Recientemente, la base Victoria de Estados Unidos, situada en las cercanías del Aeropuerto Internacional de Bagdad, fue objeto de un ataque aéreo con un dron no identificado. Este incidente se suma a una serie de agresiones similares que han tenido lugar en las últimas horas, afectando a diversas bases militares en Irak. Las autoridades locales han iniciado una investigación para esclarecer las circunstancias del ataque y sus posibles repercusiones.

De acuerdo con informes de medios regionales, el ataque a la base Victoria coincide con un aumento en la actividad de drones en áreas estratégicas del país. Aunque hasta el momento no se ha atribuido la responsabilidad del ataque a ningún grupo, la inquietud ha crecido entre las autoridades tanto iraquíes como internacionales, quienes están atentos a la escalada de estos episodios violentos.
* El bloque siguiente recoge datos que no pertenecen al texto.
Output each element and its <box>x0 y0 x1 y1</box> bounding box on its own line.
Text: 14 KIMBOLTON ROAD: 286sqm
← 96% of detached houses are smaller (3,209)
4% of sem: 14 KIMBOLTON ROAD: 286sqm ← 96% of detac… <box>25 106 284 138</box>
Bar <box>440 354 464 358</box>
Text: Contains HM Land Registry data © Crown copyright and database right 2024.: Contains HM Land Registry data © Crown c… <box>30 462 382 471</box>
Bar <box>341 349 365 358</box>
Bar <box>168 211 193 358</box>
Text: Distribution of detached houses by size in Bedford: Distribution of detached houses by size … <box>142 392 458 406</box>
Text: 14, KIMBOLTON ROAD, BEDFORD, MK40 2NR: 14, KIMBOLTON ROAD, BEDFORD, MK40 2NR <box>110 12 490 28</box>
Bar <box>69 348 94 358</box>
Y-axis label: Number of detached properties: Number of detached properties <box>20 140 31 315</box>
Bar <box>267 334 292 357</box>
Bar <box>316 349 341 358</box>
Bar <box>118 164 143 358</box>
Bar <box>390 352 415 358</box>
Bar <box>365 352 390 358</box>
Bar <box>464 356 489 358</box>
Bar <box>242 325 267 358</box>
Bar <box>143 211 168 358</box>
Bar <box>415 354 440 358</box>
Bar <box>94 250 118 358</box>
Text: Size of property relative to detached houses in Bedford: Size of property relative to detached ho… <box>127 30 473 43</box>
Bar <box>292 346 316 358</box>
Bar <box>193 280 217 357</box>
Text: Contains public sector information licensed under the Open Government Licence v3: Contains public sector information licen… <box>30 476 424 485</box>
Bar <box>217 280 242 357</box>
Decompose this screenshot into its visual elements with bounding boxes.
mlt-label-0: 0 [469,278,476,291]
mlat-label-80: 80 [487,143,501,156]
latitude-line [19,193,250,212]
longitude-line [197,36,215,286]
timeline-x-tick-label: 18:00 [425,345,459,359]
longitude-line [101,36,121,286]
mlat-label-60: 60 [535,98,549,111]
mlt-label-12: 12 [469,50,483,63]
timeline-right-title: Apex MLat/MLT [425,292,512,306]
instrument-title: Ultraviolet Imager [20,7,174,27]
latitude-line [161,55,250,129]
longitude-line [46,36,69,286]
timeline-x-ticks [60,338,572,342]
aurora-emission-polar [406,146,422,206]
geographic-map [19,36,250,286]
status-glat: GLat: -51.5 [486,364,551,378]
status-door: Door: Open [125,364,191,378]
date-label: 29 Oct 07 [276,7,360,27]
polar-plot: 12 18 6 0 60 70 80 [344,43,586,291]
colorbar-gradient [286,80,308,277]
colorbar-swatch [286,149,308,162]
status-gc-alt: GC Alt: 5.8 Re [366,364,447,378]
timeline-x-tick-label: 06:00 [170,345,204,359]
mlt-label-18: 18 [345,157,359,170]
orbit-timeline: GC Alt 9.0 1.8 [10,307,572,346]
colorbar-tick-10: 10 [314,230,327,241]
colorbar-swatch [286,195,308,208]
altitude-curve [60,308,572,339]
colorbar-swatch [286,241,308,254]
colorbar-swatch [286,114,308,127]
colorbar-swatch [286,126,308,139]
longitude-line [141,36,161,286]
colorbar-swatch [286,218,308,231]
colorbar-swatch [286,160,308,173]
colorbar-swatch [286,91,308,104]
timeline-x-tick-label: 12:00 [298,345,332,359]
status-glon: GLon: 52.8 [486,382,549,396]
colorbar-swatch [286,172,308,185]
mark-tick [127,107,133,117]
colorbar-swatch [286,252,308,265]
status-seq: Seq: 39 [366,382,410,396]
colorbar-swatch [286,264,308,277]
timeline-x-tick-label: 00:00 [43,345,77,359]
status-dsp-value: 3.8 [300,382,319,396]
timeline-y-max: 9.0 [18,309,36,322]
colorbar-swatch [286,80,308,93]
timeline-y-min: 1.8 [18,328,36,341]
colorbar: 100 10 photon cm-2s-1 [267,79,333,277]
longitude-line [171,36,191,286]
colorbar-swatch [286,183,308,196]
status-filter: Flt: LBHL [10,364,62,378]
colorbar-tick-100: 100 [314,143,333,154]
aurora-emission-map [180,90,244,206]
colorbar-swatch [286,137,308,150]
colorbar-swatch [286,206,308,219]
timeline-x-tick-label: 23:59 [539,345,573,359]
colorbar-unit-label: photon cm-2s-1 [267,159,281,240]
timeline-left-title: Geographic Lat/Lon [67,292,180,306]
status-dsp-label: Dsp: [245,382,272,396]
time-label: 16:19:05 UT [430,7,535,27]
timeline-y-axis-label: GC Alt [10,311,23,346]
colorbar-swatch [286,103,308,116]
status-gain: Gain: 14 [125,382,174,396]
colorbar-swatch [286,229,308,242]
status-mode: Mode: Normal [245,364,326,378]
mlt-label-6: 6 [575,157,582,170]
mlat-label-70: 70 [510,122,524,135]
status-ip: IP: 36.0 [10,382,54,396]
En un contexto de creciente inestabilidad, el general Saad Maan, jefe de la Unidad de Medios de Seguridad de Irak, confirmó que horas antes del ataque a la base, las fuerzas iraquíes lograron derribar un dron en la misma área, aunque sin causar daños. Este panorama se complica aún más por los recientes ataques, como el que sufrió la base militar estadounidense en Erbil, reivindicado por la Guardia Revolucionaria iraní, lo que pone de manifiesto la compleja red de conflictos que atraviesa la región en la actualidad.